Selected Solutions for the Sample Final Exam



Solutions for problems 2 and 4 can be obtained by using the computer systems.


Problem 3.

A Haskell solution just appends the appropriate fill items before and after xs.

center xs n f

            | n< length xs              = error "insufficient size"

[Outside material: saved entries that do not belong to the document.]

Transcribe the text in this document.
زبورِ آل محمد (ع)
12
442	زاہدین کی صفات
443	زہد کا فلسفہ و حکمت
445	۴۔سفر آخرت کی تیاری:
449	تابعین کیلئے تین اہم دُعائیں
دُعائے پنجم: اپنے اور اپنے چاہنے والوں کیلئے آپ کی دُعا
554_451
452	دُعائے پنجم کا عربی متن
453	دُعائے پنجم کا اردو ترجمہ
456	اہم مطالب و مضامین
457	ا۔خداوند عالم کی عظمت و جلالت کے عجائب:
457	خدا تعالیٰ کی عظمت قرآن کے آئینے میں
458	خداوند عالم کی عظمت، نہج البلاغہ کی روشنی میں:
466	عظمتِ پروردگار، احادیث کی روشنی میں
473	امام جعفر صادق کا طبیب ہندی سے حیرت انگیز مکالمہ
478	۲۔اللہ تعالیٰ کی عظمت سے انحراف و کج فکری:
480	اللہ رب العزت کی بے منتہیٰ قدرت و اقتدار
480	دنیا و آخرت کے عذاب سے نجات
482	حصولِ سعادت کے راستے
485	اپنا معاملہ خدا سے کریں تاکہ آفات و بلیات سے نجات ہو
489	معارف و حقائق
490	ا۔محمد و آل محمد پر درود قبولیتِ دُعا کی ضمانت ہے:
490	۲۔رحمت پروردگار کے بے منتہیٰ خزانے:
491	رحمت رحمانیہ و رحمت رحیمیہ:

            | otherwise                  = replicate half f ++ xs ++ replicate (n–length xs–half) f

                                                            where  -- n–length xs is fill count

                                                            half = quot (n–length xs) 2


A Prolog solution is similar, but not as concise; it fails rather than giving an error when there is insufficient space.

center(Xs,N,F,Result) :-

length(Xs,M), M=<N,

N1 is (N-M)//2, N2 is N-N1,

rep(N1,F,L), rep(N2,F,R),

append(L,Xs,Ys), append(Ys,R,Result).


rep(0, F,[ ]).

rep(N,F,[F|Xs]):- N>0, N1 is N-1, rep(N1,F,Xs),



Problem 5.

(a) Recursive solution checks each item to see if it is repeated using 'member'. If so, retain in answer, delete other occurrences, and continue; if not, just continue with next item.

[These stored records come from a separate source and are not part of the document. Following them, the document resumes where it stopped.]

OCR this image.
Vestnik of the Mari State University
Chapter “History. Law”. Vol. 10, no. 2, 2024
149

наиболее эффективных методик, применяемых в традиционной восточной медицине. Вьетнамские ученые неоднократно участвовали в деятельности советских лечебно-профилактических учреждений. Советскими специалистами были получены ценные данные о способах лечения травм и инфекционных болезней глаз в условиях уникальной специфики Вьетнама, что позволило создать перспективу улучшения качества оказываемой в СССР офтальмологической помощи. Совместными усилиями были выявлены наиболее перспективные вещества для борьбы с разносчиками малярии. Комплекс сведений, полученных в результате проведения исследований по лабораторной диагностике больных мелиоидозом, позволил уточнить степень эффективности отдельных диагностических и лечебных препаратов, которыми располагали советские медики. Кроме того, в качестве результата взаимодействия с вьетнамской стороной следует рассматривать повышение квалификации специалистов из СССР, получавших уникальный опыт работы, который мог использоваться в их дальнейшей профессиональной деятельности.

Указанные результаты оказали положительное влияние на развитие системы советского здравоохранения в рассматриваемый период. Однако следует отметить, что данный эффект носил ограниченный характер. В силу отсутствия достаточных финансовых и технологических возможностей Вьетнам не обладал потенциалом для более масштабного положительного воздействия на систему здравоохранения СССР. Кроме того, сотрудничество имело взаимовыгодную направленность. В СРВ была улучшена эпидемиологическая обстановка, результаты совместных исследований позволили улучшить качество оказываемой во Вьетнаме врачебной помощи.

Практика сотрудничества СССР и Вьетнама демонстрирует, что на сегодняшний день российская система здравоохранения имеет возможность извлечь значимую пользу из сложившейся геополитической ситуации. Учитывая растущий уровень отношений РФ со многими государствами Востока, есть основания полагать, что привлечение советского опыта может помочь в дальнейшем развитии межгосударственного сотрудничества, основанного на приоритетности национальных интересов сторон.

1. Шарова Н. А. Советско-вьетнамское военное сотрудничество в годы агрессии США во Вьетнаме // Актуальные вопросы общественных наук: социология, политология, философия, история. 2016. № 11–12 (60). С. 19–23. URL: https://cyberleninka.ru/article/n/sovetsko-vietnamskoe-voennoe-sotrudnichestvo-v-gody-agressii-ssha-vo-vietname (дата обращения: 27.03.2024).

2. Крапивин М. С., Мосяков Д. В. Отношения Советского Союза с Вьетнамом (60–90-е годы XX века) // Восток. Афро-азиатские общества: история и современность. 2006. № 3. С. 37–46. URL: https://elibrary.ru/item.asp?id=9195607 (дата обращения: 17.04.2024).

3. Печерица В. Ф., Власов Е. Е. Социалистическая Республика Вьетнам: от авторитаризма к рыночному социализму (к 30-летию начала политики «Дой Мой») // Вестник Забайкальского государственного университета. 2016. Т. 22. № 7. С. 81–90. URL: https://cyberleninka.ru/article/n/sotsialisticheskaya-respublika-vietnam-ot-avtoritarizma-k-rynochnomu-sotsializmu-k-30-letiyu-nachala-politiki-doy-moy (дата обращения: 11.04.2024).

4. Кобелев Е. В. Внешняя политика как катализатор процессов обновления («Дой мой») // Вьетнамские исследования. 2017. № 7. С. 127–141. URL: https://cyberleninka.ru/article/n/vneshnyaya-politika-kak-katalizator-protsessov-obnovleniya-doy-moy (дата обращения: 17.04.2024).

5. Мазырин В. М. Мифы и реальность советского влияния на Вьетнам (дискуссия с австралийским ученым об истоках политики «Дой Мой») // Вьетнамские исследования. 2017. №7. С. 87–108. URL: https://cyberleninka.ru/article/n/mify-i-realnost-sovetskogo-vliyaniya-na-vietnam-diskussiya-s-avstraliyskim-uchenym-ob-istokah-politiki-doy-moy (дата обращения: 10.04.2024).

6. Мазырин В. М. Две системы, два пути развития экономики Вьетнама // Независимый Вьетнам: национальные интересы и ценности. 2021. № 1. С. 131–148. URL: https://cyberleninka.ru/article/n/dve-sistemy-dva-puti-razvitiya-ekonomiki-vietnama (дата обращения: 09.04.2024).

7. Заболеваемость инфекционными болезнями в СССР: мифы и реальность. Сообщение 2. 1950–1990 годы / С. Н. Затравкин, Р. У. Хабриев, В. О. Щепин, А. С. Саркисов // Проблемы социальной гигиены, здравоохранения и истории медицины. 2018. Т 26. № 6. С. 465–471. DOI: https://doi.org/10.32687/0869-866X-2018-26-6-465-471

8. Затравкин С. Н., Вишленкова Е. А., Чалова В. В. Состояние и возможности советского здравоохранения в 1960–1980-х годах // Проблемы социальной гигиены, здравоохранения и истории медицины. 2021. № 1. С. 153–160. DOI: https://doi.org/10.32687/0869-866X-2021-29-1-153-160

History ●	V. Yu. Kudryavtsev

repeats([ ],[ ]).                    % stopping case

repeats([X|Xs], [X|Ys]) :- member(X,Xs), delete(X,Xs,Zs), repeats(Zs,Ys).

repeats([X|Xs], Ys) :- \+member(X,Xs), repeats(Xs,Ys).


An alternative iterative solution using Prolog's 'findall' is

repeats(Xs,Ys) :- findall(X,

                                            (append(As,[X|Bs],Xs),  % for each X in Xs

                                            \+member(X,As),             % select first, reject others

                                            member(X,Bs)),              % and check repetition



delete(X,[ ],[ ]).

delete(x,[X|Xs],Ys) :- delete(X,Xs,Ys).

delete(X.[Y|Xs],[Y|Ys]) :- X\==Y, delete(X,Xs,Ys).


(b) both versions give only the one solution A=a, Bs=[a].